In his quest to understand what causes individuals to act in similar and predictable ways, he wrote, “If I do not submit to the conventions of society, if in my dress I do not conform to the customs observed in my country and in my class, the ridicule I provoke, the social isolation in which I am kept, produce, although in an attenuated form, the same effects as punishment." This is what we know as peer pressure, and is an illustrative example of how something that seems like common sense can be studied empirically.
Following the ideas of Auguste Comte and Herbert Spencer, Durkheim likened society to that of a living organism, in which each organism plays a necessary role in keeping the being alive. Durkheim asserted that members of societies who violate social norms are necessary to the well-being of society because punishment for deviance affirms the collective conscience. “A crime is a crime because we condemn it,” Durkheim wrote in 1893. “An act offends the common consciousness not because it is criminal, but it is criminal because it offends that consciousness." Durkheim’s unique perspective on crime provides one example of societal elements that are social facts, or social forces, that were to be considered real in their effects and which existed beyond the individual.
As an observer of his social world, Durkheim was not entirely satisfied with the direction of society in his day. His primary concern was that the cultural glue that held society together was failing, and people were becoming more divided. In his book The Division of Labor in Society, Durkheim argued that as society grew more complex, social order made the transition from mechanical solidarity to organic solidarity.
Preindustrial societies, Durkheim explained, were held together by mechanical solidarity, a type of social order maintained by the collective consciousness of a culture. Societies with mechanical solidarity act in an automatic fashion; things are done mostly because they have always been done that way. This type of thinking was common in preindustrial societies, where strong bonds of kinship and a low division and differentiation of labor created shared morals and values among people, such as those in hunter-gatherer groups. When people tend to do the same type of work, Durkheim argued, they tend to think and act alike. Here we see that labor and communal self-preservation are fundamental.
In industrial societies, mechanical solidarity is replaced with organic solidarity, which is social order based around an acceptance of economic and social differences. In capitalist societies, Durkheim wrote, division of labor becomes so specialized that everyone is doing different things. Instead of punishing members of a society for failure to assimilate to common values, organic solidarity allows people with differing values to coexist. Laws exist as formalized morals and are based on restitution and justice rather than revenge.

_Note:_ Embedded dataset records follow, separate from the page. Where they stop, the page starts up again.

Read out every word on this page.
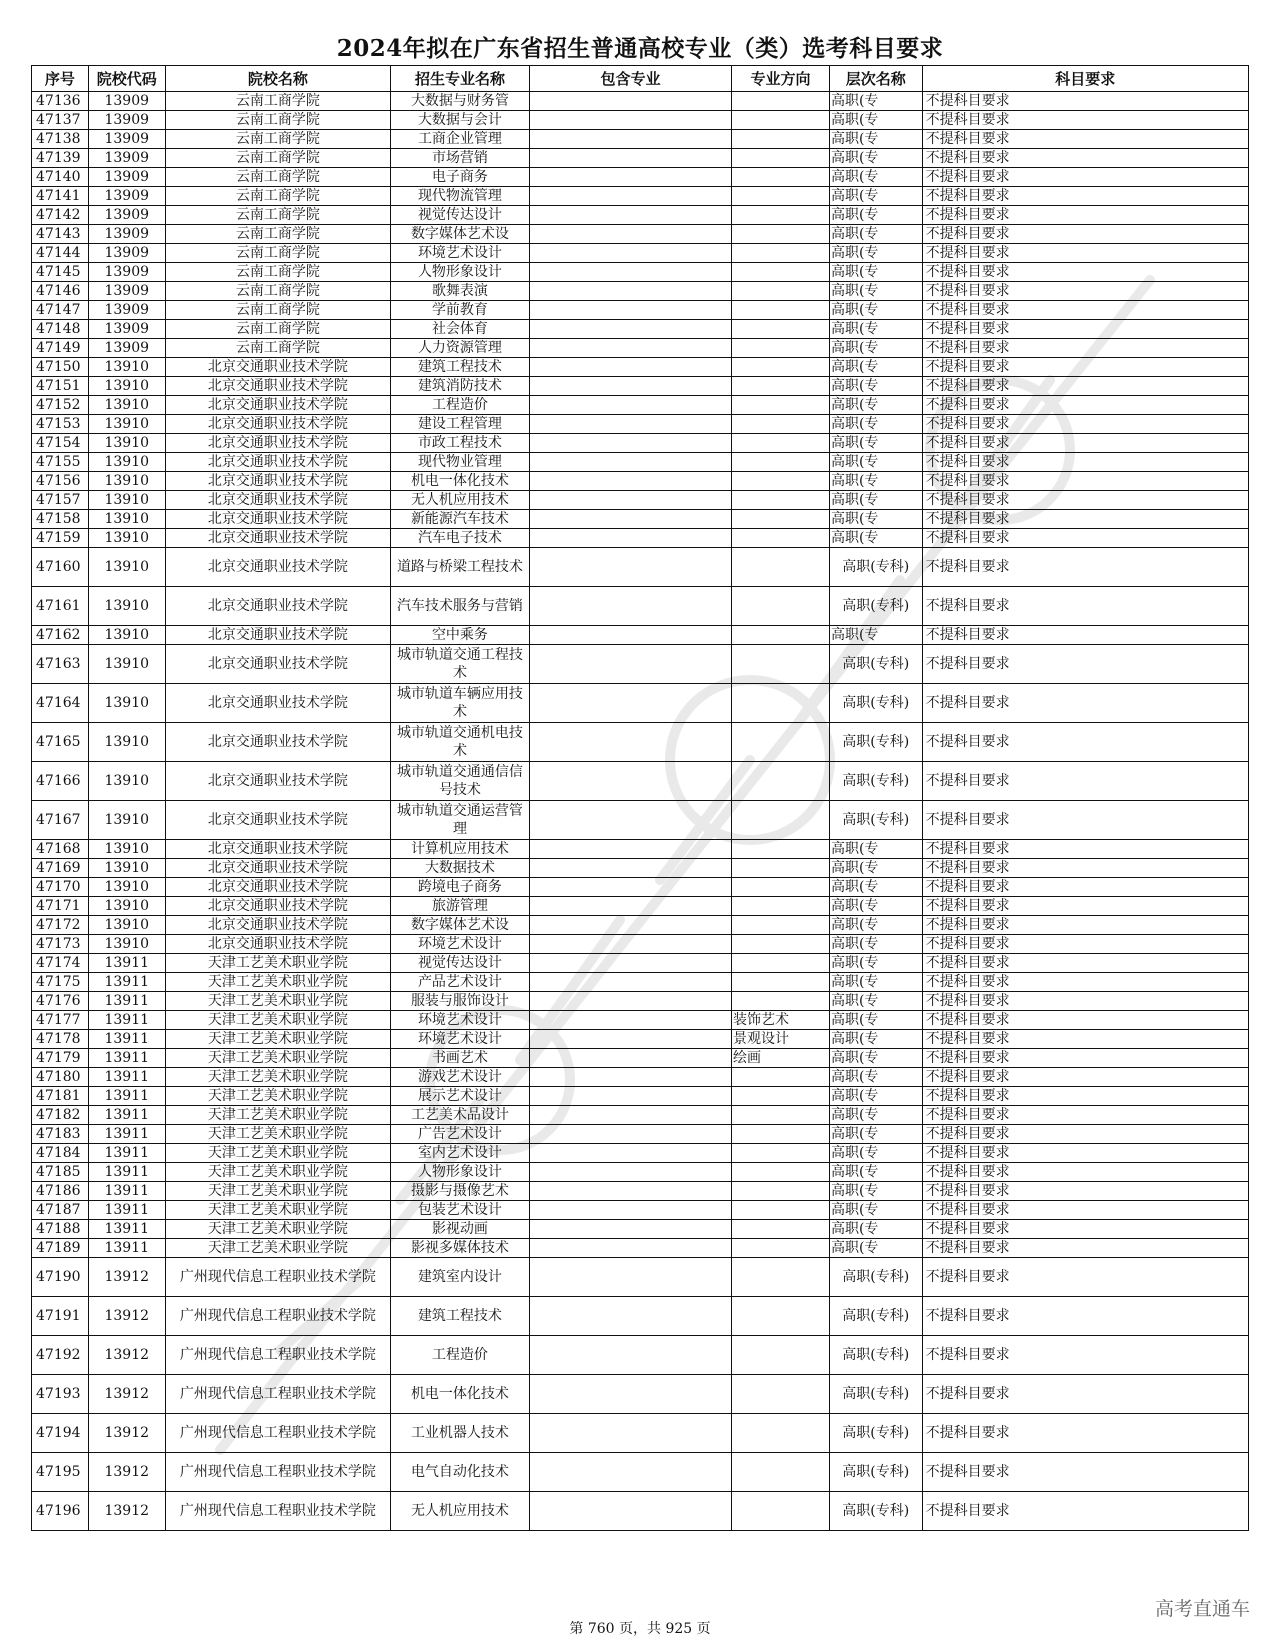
2024年拟在广东省招生普通高校专业（类）选考科目要求
序号	院校代码	院校名称	招生专业名称	包含专业	专业方向	层次名称	科目要求
47136	13909	云南工商学院	大数据与财务管			高职(专	不提科目要求
47137	13909	云南工商学院	大数据与会计			高职(专	不提科目要求
47138	13909	云南工商学院	工商企业管理			高职(专	不提科目要求
47139	13909	云南工商学院	市场营销			高职(专	不提科目要求
47140	13909	云南工商学院	电子商务			高职(专	不提科目要求
47141	13909	云南工商学院	现代物流管理			高职(专	不提科目要求
47142	13909	云南工商学院	视觉传达设计			高职(专	不提科目要求
47143	13909	云南工商学院	数字媒体艺术设			高职(专	不提科目要求
47144	13909	云南工商学院	环境艺术设计			高职(专	不提科目要求
47145	13909	云南工商学院	人物形象设计			高职(专	不提科目要求
47146	13909	云南工商学院	歌舞表演			高职(专	不提科目要求
47147	13909	云南工商学院	学前教育			高职(专	不提科目要求
47148	13909	云南工商学院	社会体育			高职(专	不提科目要求
47149	13909	云南工商学院	人力资源管理			高职(专	不提科目要求
47150	13910	北京交通职业技术学院	建筑工程技术			高职(专	不提科目要求
47151	13910	北京交通职业技术学院	建筑消防技术			高职(专	不提科目要求
47152	13910	北京交通职业技术学院	工程造价			高职(专	不提科目要求
47153	13910	北京交通职业技术学院	建设工程管理			高职(专	不提科目要求
47154	13910	北京交通职业技术学院	市政工程技术			高职(专	不提科目要求
47155	13910	北京交通职业技术学院	现代物业管理			高职(专	不提科目要求
47156	13910	北京交通职业技术学院	机电一体化技术			高职(专	不提科目要求
47157	13910	北京交通职业技术学院	无人机应用技术			高职(专	不提科目要求
47158	13910	北京交通职业技术学院	新能源汽车技术			高职(专	不提科目要求
47159	13910	北京交通职业技术学院	汽车电子技术			高职(专	不提科目要求
47160	13910	北京交通职业技术学院	道路与桥梁工程技术			高职(专科)	不提科目要求
47161	13910	北京交通职业技术学院	汽车技术服务与营销			高职(专科)	不提科目要求
47162	13910	北京交通职业技术学院	空中乘务			高职(专	不提科目要求
47163	13910	北京交通职业技术学院	城市轨道交通工程技术			高职(专科)	不提科目要求
47164	13910	北京交通职业技术学院	城市轨道车辆应用技术			高职(专科)	不提科目要求
47165	13910	北京交通职业技术学院	城市轨道交通机电技术			高职(专科)	不提科目要求
47166	13910	北京交通职业技术学院	城市轨道交通通信信号技术			高职(专科)	不提科目要求
47167	13910	北京交通职业技术学院	城市轨道交通运营管理			高职(专科)	不提科目要求
47168	13910	北京交通职业技术学院	计算机应用技术			高职(专	不提科目要求
47169	13910	北京交通职业技术学院	大数据技术			高职(专	不提科目要求
47170	13910	北京交通职业技术学院	跨境电子商务			高职(专	不提科目要求
47171	13910	北京交通职业技术学院	旅游管理			高职(专	不提科目要求
47172	13910	北京交通职业技术学院	数字媒体艺术设			高职(专	不提科目要求
47173	13910	北京交通职业技术学院	环境艺术设计			高职(专	不提科目要求
47174	13911	天津工艺美术职业学院	视觉传达设计			高职(专	不提科目要求
47175	13911	天津工艺美术职业学院	产品艺术设计			高职(专	不提科目要求
47176	13911	天津工艺美术职业学院	服装与服饰设计			高职(专	不提科目要求
47177	13911	天津工艺美术职业学院	环境艺术设计		装饰艺术	高职(专	不提科目要求
47178	13911	天津工艺美术职业学院	环境艺术设计		景观设计	高职(专	不提科目要求
47179	13911	天津工艺美术职业学院	书画艺术		绘画	高职(专	不提科目要求
47180	13911	天津工艺美术职业学院	游戏艺术设计			高职(专	不提科目要求
47181	13911	天津工艺美术职业学院	展示艺术设计			高职(专	不提科目要求
47182	13911	天津工艺美术职业学院	工艺美术品设计			高职(专	不提科目要求
47183	13911	天津工艺美术职业学院	广告艺术设计			高职(专	不提科目要求
47184	13911	天津工艺美术职业学院	室内艺术设计			高职(专	不提科目要求
47185	13911	天津工艺美术职业学院	人物形象设计			高职(专	不提科目要求
47186	13911	天津工艺美术职业学院	摄影与摄像艺术			高职(专	不提科目要求
47187	13911	天津工艺美术职业学院	包装艺术设计			高职(专	不提科目要求
47188	13911	天津工艺美术职业学院	影视动画			高职(专	不提科目要求
47189	13911	天津工艺美术职业学院	影视多媒体技术			高职(专	不提科目要求
47190	13912	广州现代信息工程职业技术学院	建筑室内设计			高职(专科)	不提科目要求
47191	13912	广州现代信息工程职业技术学院	建筑工程技术			高职(专科)	不提科目要求
47192	13912	广州现代信息工程职业技术学院	工程造价			高职(专科)	不提科目要求
47193	13912	广州现代信息工程职业技术学院	机电一体化技术			高职(专科)	不提科目要求
47194	13912	广州现代信息工程职业技术学院	工业机器人技术			高职(专科)	不提科目要求
47195	13912	广州现代信息工程职业技术学院	电气自动化技术			高职(专科)	不提科目要求
47196	13912	广州现代信息工程职业技术学院	无人机应用技术			高职(专科)	不提科目要求
第 760 页，共 925 页
高考直通车
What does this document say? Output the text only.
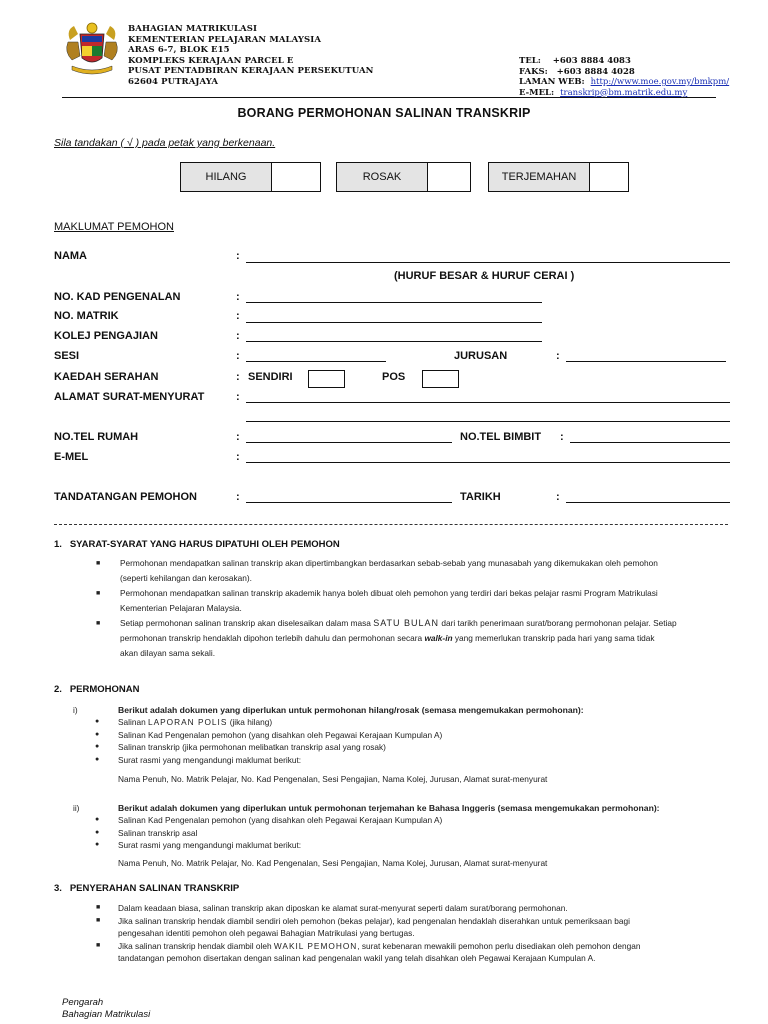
BAHAGIAN MATRIKULASI
KEMENTERIAN PELAJARAN MALAYSIA
ARAS 6-7, BLOK E15
KOMPLEKS KERAJAAN PARCEL E
PUSAT PENTADBIRAN KERAJAAN PERSEKUTUAN
62604 PUTRAJAYA
TEL:    +603 8884 4083
FAKS:   +603 8884 4028
LAMAN WEB: http://www.moe.gov.my/bmkpm/
E-MEL: transkrip@bm.matrik.edu.my
BORANG PERMOHONAN SALINAN TRANSKRIP
Sila tandakan ( √ ) pada petak yang berkenaan.
HILANG	ROSAK	TERJEMAHAN
MAKLUMAT PEMOHON
NAMA	:
(HURUF BESAR & HURUF CERAI )
NO. KAD PENGENALAN	:
NO. MATRIK	:
KOLEJ PENGAJIAN	:
SESI	:	JURUSAN	:
KAEDAH SERAHAN	: SENDIRI	POS
ALAMAT SURAT-MENYURAT	:
NO.TEL RUMAH	:	NO.TEL BIMBIT :
E-MEL	:
TANDATANGAN PEMOHON	:	TARIKH	:
1.   SYARAT-SYARAT YANG HARUS DIPATUHI OLEH PEMOHON
■ Permohonan mendapatkan salinan transkrip akan dipertimbangkan berdasarkan sebab-sebab yang munasabah yang dikemukakan oleh pemohon
(seperti kehilangan dan kerosakan).
■ Permohonan mendapatkan salinan transkrip akademik hanya boleh dibuat oleh pemohon yang terdiri dari bekas pelajar rasmi Program Matrikulasi
Kementerian Pelajaran Malaysia.
■ Setiap permohonan salinan transkrip akan diselesaikan dalam masa SATU BULAN dari tarikh penerimaan surat/borang permohonan pelajar. Setiap
permohonan transkrip hendaklah dipohon terlebih dahulu dan permohonan secara walk-in yang memerlukan transkrip pada hari yang sama tidak
akan dilayan sama sekali.
2.   PERMOHONAN
i)	Berikut adalah dokumen yang diperlukan untuk permohonan hilang/rosak (semasa mengemukakan permohonan):
● Salinan LAPORAN POLIS (jika hilang)
● Salinan Kad Pengenalan pemohon (yang disahkan oleh Pegawai Kerajaan Kumpulan A)
● Salinan transkrip (jika permohonan melibatkan transkrip asal yang rosak)
● Surat rasmi yang mengandungi maklumat berikut:
Nama Penuh, No. Matrik Pelajar, No. Kad Pengenalan, Sesi Pengajian, Nama Kolej, Jurusan, Alamat surat-menyurat
ii)	Berikut adalah dokumen yang diperlukan untuk permohonan terjemahan ke Bahasa Inggeris (semasa mengemukakan permohonan):
● Salinan Kad Pengenalan pemohon (yang disahkan oleh Pegawai Kerajaan Kumpulan A)
● Salinan transkrip asal
● Surat rasmi yang mengandungi maklumat berikut:
Nama Penuh, No. Matrik Pelajar, No. Kad Pengenalan, Sesi Pengajian, Nama Kolej, Jurusan, Alamat surat-menyurat
3.   PENYERAHAN SALINAN TRANSKRIP
■ Dalam keadaan biasa, salinan transkrip akan diposkan ke alamat surat-menyurat seperti dalam surat/borang permohonan.
■ Jika salinan transkrip hendak diambil sendiri oleh pemohon (bekas pelajar), kad pengenalan hendaklah diserahkan untuk pemeriksaan bagi
pengesahan identiti pemohon oleh pegawai Bahagian Matrikulasi yang bertugas.
■ Jika salinan transkrip hendak diambil oleh WAKIL PEMOHON, surat kebenaran mewakili pemohon perlu disediakan oleh pemohon dengan
tandatangan pemohon disertakan dengan salinan kad pengenalan wakil yang telah disahkan oleh Pegawai Kerajaan Kumpulan A.
Pengarah
Bahagian Matrikulasi
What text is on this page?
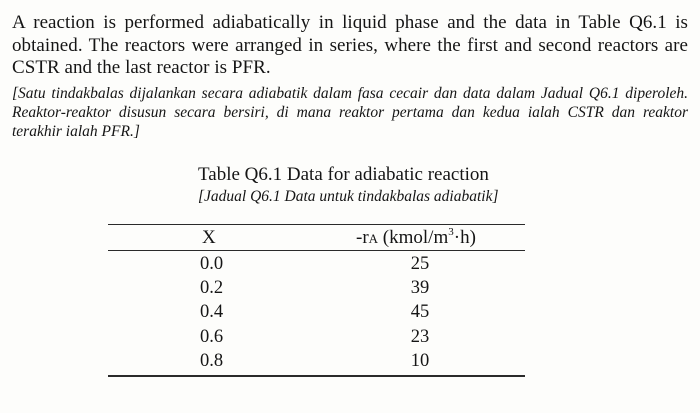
A reaction is performed adiabatically in liquid phase and the data in Table Q6.1 is obtained. The reactors were arranged in series, where the first and second reactors are CSTR and the last reactor is PFR.
[Satu tindakbalas dijalankan secara adiabatik dalam fasa cecair dan data dalam Jadual Q6.1 diperoleh. Reaktor-reaktor disusun secara bersiri, di mana reaktor pertama dan kedua ialah CSTR dan reaktor terakhir ialah PFR.]
Table Q6.1 Data for adiabatic reaction
[Jadual Q6.1 Data untuk tindakbalas adiabatik]
X	-rA $(kmol/m^3\cdot h)$
0.0	25
0.2	39
0.4	45
0.6	23
0.8	10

While the transition from mechanical to organic solidarity is, in the long run, advantageous for a society, Durkheim noted that it can be a time of chaos and “normlessness.” One of the outcomes of the transition is something he called social anomie. Anomie—literally, “without law”—is a situation in which society no longer has the support of a firm collective consciousness, and wherein established norms are weakened. People, though more necessarily interdependent as they attempt to solve complex problems in these advanced societies, are also more alienated from each other. Anomie is experienced in times of social uncertainty, such as during war or amidst a great upturn or downturn in the economy. As societies reach an advanced stage of organic solidarity, they avoid anomie by reestablishing an adapted set of shared norms. According to Durkheim, once a society achieves organic solidarity, it has finished its development.